Banjoist Donna Lynn Caskey agreed, but was concerned she wouldn’t find banjo music fans when she moved to San Francisco from the Tidewater region of Virginia, the home state of legendary country musicians such as the Carter Family, Patsy Cline and Roy Clark.
“I had the feeing this banjo music wouldn’t be here and it was,” said Ms. Caskey, 36. “The first week I was here, I ran into a fiddler in the Farmer’s Market and started getting paying gigs right away. Bit by bit, the work kept coming and expanding.”

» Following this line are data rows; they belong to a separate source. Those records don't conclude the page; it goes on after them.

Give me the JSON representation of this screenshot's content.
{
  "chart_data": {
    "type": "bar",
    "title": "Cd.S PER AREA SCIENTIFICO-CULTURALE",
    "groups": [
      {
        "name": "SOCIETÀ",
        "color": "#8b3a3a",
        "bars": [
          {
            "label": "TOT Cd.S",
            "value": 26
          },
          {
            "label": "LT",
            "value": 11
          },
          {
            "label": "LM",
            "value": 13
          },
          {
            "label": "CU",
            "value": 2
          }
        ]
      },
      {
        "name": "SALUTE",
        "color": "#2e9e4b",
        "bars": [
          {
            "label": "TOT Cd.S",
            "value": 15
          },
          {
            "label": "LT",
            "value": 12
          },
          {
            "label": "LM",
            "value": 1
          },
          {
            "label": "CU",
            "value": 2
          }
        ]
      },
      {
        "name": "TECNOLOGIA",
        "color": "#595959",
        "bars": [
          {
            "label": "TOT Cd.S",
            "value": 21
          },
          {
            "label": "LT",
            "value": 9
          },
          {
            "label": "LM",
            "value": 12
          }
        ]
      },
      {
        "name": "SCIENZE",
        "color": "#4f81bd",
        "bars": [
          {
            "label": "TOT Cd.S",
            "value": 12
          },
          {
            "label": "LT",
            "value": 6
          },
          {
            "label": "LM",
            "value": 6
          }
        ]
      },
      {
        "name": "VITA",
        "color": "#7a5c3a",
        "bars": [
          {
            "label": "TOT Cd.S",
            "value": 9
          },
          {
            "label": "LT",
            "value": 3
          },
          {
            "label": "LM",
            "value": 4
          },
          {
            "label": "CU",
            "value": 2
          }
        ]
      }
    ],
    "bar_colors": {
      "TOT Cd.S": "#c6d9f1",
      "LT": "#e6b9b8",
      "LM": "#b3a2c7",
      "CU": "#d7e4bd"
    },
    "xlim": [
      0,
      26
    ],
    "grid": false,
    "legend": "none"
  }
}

Although the Virginia native is well aware of the playing of June Carter Cash and other iconic female banjo players, she said Abigail Washburn (whose husband, banjoist Bla Fleck, recorded a contemporary version of “The Ballad of Jed Clampett”) and Ms. Cherryholmes are most familiar to mainstream fans.
The popularity of the banjo music of such contemporary artists has brought record numbers of visitors to the 21,000-square-foot American Banjo Museum, said Mr. Baier.
“Just look at Mumford & Sons, in particular, and the British-Irish-folk-rock groups, in general,” he said. “Their music isn’t aimed at any traditional banjo audience. We’re seeing a whole new audience. And I don’t believe that will end any time soon.”